Yeah, just looking at it, I cannot see how trying to maximize fun as much as possible, for as many as possible, can be seen as anything other than the ideal design goal of a game. Clearly there is room for more than one game or type of game, but doing everything to improve the user experience seems to be the major criteria I would identify as "good design" across the board.
This is questionable even as a metric on social policy - see eg the work of John Rawls - and even moreso is not plausible to me in the context of the creation of leisure activities.

If Luke and Thor want to spend their time writing brilliant RPGs like Burning Wheel and Torchbearer knowing that their player base will be in the millions, rather than producing what I'm sure would be excellent 5e supplements with a player base perhaps in the millions, they are not falling short of some ideal.
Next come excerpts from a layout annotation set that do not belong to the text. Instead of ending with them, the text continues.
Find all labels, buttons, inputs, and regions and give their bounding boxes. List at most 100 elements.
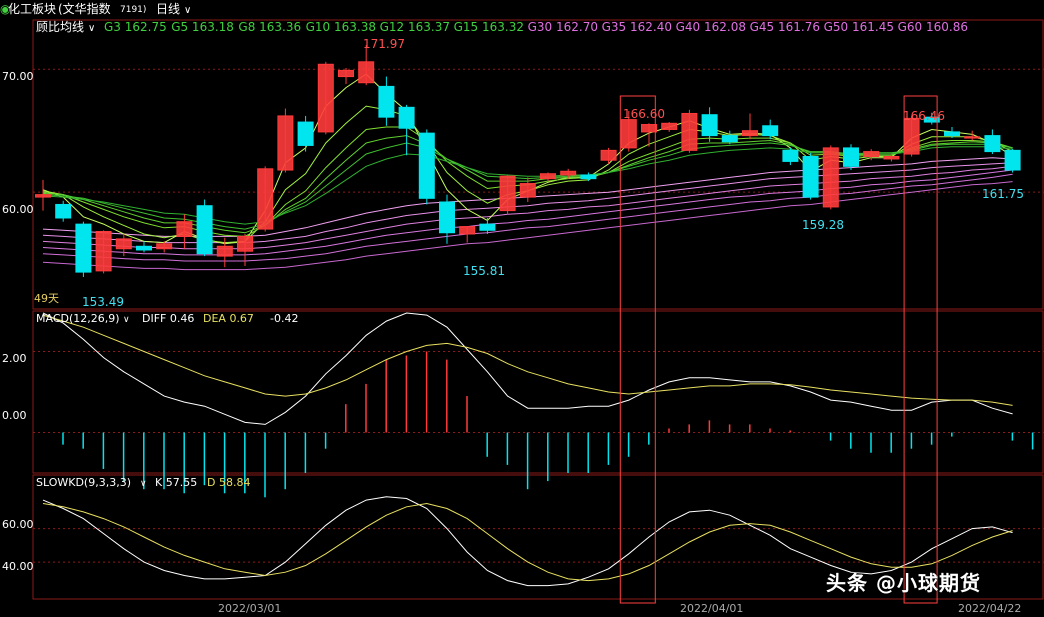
candle-up-fill xyxy=(641,124,657,132)
candle-down xyxy=(418,132,435,199)
gmma-long-line xyxy=(42,173,1013,262)
candle-down xyxy=(439,201,455,234)
candle-down xyxy=(782,149,799,162)
macd-lines xyxy=(42,312,1013,425)
ma-value-labels: G3 162.75 G5 163.18 G8 163.36 G10 163.38 G12… xyxy=(104,20,968,34)
ma-value-label: G12 163.37 xyxy=(380,20,450,34)
candle-down xyxy=(923,116,940,123)
candle-down xyxy=(479,223,496,231)
candlesticks xyxy=(35,44,1021,278)
candle-up-fill xyxy=(35,194,51,198)
period-dropdown[interactable]: 日线 xyxy=(156,2,180,16)
price-tick-label: 60.00 xyxy=(2,203,34,216)
macd-name[interactable]: MACD(12,26,9) xyxy=(36,312,120,325)
candle-up-fill xyxy=(500,176,516,211)
header-index-name: (文华指数 xyxy=(58,1,111,16)
peak-label: 166.60 xyxy=(623,107,665,121)
days-label: 49天 xyxy=(34,292,59,305)
candle-down xyxy=(136,245,152,251)
macd-tick-label: 2.00 xyxy=(2,352,27,365)
candle-down xyxy=(762,125,779,137)
candle-up-fill xyxy=(176,221,192,237)
candle-up-fill xyxy=(540,173,556,179)
panel-frames xyxy=(32,19,1044,600)
candle-down xyxy=(701,114,718,137)
low-label: 159.28 xyxy=(802,218,844,232)
low-label: 155.81 xyxy=(463,264,505,278)
candle-down xyxy=(580,174,597,180)
candle-up-fill xyxy=(338,70,354,77)
highlight-box xyxy=(619,95,656,604)
kd-name[interactable]: SLOWKD(9,3,3,3) xyxy=(36,476,131,489)
candle-up-fill xyxy=(277,115,293,171)
gmma-long-lines xyxy=(42,157,1013,271)
candle-up-fill xyxy=(237,236,253,252)
candle-up-fill xyxy=(823,147,839,207)
indicator-name[interactable]: 顾比均线 xyxy=(36,20,84,34)
candle-up-fill xyxy=(601,150,617,161)
candle-up-fill xyxy=(964,136,980,139)
candle-down xyxy=(984,135,1001,153)
gmma-short-lines xyxy=(42,73,1013,245)
indicator-chevron-icon[interactable]: ∨ xyxy=(88,23,95,34)
macd-tick-label: 0.00 xyxy=(2,409,27,422)
kd-chevron-icon[interactable]: ∨ xyxy=(140,479,147,489)
d-line xyxy=(42,502,1013,582)
candle-up-fill xyxy=(156,243,172,249)
gmma-short-line xyxy=(42,73,1013,245)
diff-line xyxy=(42,312,1013,425)
candle-down xyxy=(944,131,960,137)
candle-down xyxy=(802,156,819,198)
ma-value-label: G30 162.70 xyxy=(528,20,598,34)
low-label: 153.49 xyxy=(82,295,124,309)
candle-down xyxy=(398,106,415,129)
macd-dea-value: DEA 0.67 xyxy=(203,312,254,325)
candle-up-fill xyxy=(742,130,758,136)
candle-up-fill xyxy=(459,226,475,234)
peak-label: 166.46 xyxy=(903,109,945,123)
panel-frame xyxy=(32,310,1044,474)
candle-up-fill xyxy=(904,118,920,155)
candle-down xyxy=(1004,149,1021,171)
period-chevron-icon[interactable]: ∨ xyxy=(184,5,191,16)
high-label: 171.97 xyxy=(363,37,405,51)
kd-d-value: D 58.84 xyxy=(207,476,250,489)
macd-chevron-icon[interactable]: ∨ xyxy=(123,315,130,325)
ma-value-label: G3 162.75 xyxy=(104,20,167,34)
ma-value-label: G10 163.38 xyxy=(306,20,376,34)
header-prefix-icon: ◉ xyxy=(0,2,10,16)
ma-value-label: G50 161.45 xyxy=(824,20,894,34)
dea-line xyxy=(42,314,1013,406)
kd-tick-label: 60.00 xyxy=(2,518,34,531)
candle-down xyxy=(297,121,314,146)
panel-frame xyxy=(32,474,1044,600)
candle-up-fill xyxy=(257,168,273,230)
last-price-label: 161.75 xyxy=(982,187,1024,201)
candle-down xyxy=(721,135,738,143)
highlight-box xyxy=(903,95,938,604)
kd-lines xyxy=(42,496,1013,587)
ma-value-label: G35 162.40 xyxy=(602,20,672,34)
candle-down xyxy=(196,205,213,255)
candle-up-fill xyxy=(116,238,132,249)
ma-value-label: G45 161.76 xyxy=(750,20,820,34)
k-line xyxy=(42,496,1013,587)
watermark: 头条 @小球期货 xyxy=(826,571,981,595)
kd-k-value: K 57.55 xyxy=(155,476,197,489)
candle-up-fill xyxy=(560,171,576,175)
candle-down xyxy=(843,147,859,167)
ma-value-label: G40 162.08 xyxy=(676,20,746,34)
candle-up-fill xyxy=(661,123,677,130)
date-label: 2022/04/01 xyxy=(680,602,743,615)
candle-up-fill xyxy=(217,246,233,257)
price-tick-label: 70.00 xyxy=(2,70,34,83)
gmma-long-line xyxy=(42,181,1013,271)
macd-diff-value: DIFF 0.46 xyxy=(142,312,194,325)
highlight-boxes xyxy=(619,95,938,604)
kd-grid xyxy=(33,528,1044,563)
candle-up-fill xyxy=(318,64,334,132)
ma-value-label: G5 163.18 xyxy=(171,20,234,34)
candle-down xyxy=(378,85,395,118)
ma-value-label: G15 163.32 xyxy=(454,20,524,34)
The contrary position strikes me as completely indefensible.
 

This is questionable even as a metric on social policy - see eg the work of John Rawls - and even moreso is not plausible to me in the context of the creation of leisure activities.

If Luke and Thor want to spend their time writing brilliant RPGs like Burning Wheel and Torchbearer knowing that their player base will be in the millions, rather than producing what I'm sure would be excellent 5e supplements with a player base perhaps in the millions, they are not falling short of some ideal. The contrary position strikes me as completely indefensible.
I would refer you to the earlier analogy I made of the "Super Spicey Cookbook" versus the "Brtter Home and Gardens" cookbook. Ibthink in both cases, the writers should be working to maximize the number of people being served and delight then as much as possible, even if they have a self-imposed limitation and the spicy writers know they will not be the next Better Homes and Gardens in sales. But in either case, failing to take user needs and desires unto account would be disastrous.
 

That is really, really not true of cookbooks. Even good cookbooks. And mixing, matching, and adjusting are definitely part of cooking, even with the suggestions in a cookbook.

Same with a DIY game like D&D: WotC sells tools that people use to make their fun, it is not a pre-packaged experience in the control of an aueter like a TV show or a movie.

I mean, checkers is already a complete game at this point, but...yes. designing for fun is what game design is. The more fun the game provides, and to the widest range of people, is what constitutes good theological design for a game.

Better at achieving what end...? It's still really not clear to me what good game design can consist in other than making ad many people as possible happy.
See, I just can't accept that WotC's 5e is the best possible role-playing game, and that conclusion is all I can draw from what you're saying. Popularity simply does not equal quality.